The point isn’t about the catsuit or the shirt or the broken racket or even the U.S. Open title. It’s about the ways in which women’s — and especially nonwhite women’s — dress and bodies and behavior and expression and tone are still deemed unruly if they do not conform to the limited view of femininity established by men, especially if that unruliness suggests a direct threat to male authority.
Perhaps the most heartbreaking moment on Saturday night was watching Serena Williams work to clean up the mess. After losing to Osaka — 16 years her junior, Haitian-Japanese, looking traumatized at having beaten her childhood idol to win her first Grand Slam in such a perverted fashion — Williams stood beside her as the stadium erupted in boos. Williams spoke to the crowd, asked them to stop booing. “I just want to tell you guys she played well and this is her first Grand Slam. Let’s not boo anymore. We will get through this. No more booing. Congratulations, Naomi.” Williams was working to ensure that young Osaka was getting what some in tennis have had such a hard time offering her: respect, pure admiration, and the acknowledgment that her remarkable achievement was earned and legitimate. Both women were crying.

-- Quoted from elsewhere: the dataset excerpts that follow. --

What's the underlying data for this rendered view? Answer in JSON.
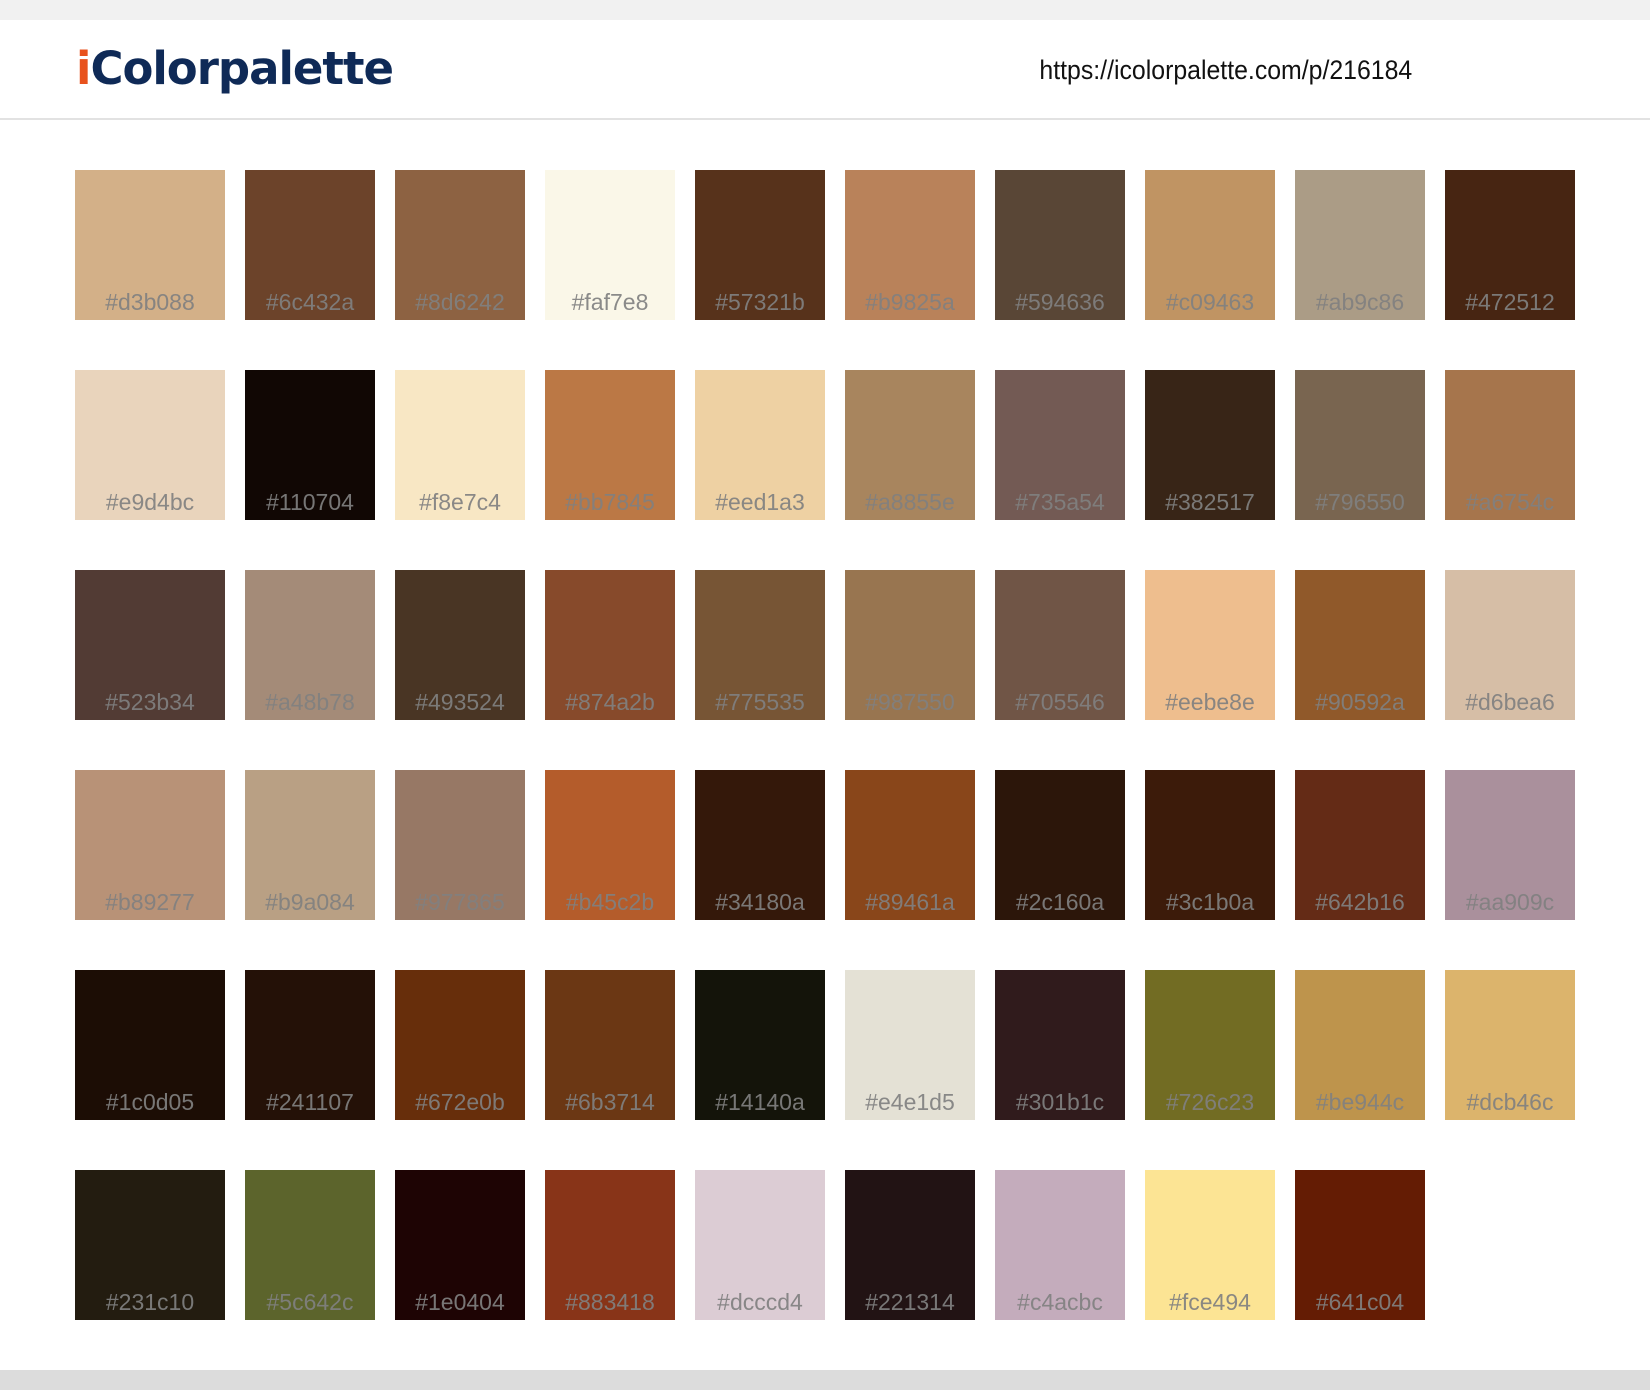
{
  "header": {
    "logo_accent": "i",
    "logo_rest": "Colorpalette",
    "url": "https://icolorpalette.com/p/216184"
  },
  "palette": {
    "rows": [
      [
        "#d3b088",
        "#6c432a",
        "#8d6242",
        "#faf7e8",
        "#57321b",
        "#b9825a",
        "#594636",
        "#c09463",
        "#ab9c86",
        "#472512"
      ],
      [
        "#e9d4bc",
        "#110704",
        "#f8e7c4",
        "#bb7845",
        "#eed1a3",
        "#a8855e",
        "#735a54",
        "#382517",
        "#796550",
        "#a6754c"
      ],
      [
        "#523b34",
        "#a48b78",
        "#493524",
        "#874a2b",
        "#775535",
        "#987550",
        "#705546",
        "#eebe8e",
        "#90592a",
        "#d6bea6"
      ],
      [
        "#b89277",
        "#b9a084",
        "#977865",
        "#b45c2b",
        "#34180a",
        "#89461a",
        "#2c160a",
        "#3c1b0a",
        "#642b16",
        "#aa909c"
      ],
      [
        "#1c0d05",
        "#241107",
        "#672e0b",
        "#6b3714",
        "#14140a",
        "#e4e1d5",
        "#301b1c",
        "#726c23",
        "#be944c",
        "#dcb46c"
      ],
      [
        "#231c10",
        "#5c642c",
        "#1e0404",
        "#883418",
        "#dcccd4",
        "#221314",
        "#c4acbc",
        "#fce494",
        "#641c04"
      ]
    ]
  }
}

This has been the ask of women, and most especially, of nonwhite women, since the beginning of time: Take the diminution and injustice and don’t get mad about it; if you get mad, you will get punished for it, and then you will be expected to fix it, to make sure everyone is comfortable again.
In her press conference, Williams said, her voice again breaking, “I just feel like the fact that I have to go through this is just an example for the next person that has emotions and that wants to express themselves and they want to be a strong woman and they’re going to be allowed to do that because of today. Maybe it didn’t work out for me, but it’s gonna work out for the next person.”
As I listened to Williams say this, so swift to contextualize the events of the night as part of a longer, slower process, extending back into our past and deep into the future, as I heard her situate the policing of her anger not as a miscarriage of justice or even as a bad call in a tennis match, but rather as a lifeline thrown, in her own defeat, to another generation, I thought immediately about something Brittney Cooper, Rutgers professor of women’s and gender studies, wrote in her book Eloquent Rage, her stunning paean to black feminist anger.
“Watching Serena play,” Cooper writes, “is like watching eloquent rage personified. Her shots are clear and expressive. Her wins are exultant. Her victories belong to all of us, even though she’s the one who does all the work … That’s kind of how it feels to be a Black woman. Like our victories belong to everyone, even though we do all the work.”
On Saturday, even when it wasn’t a victory, she was still doing all the work.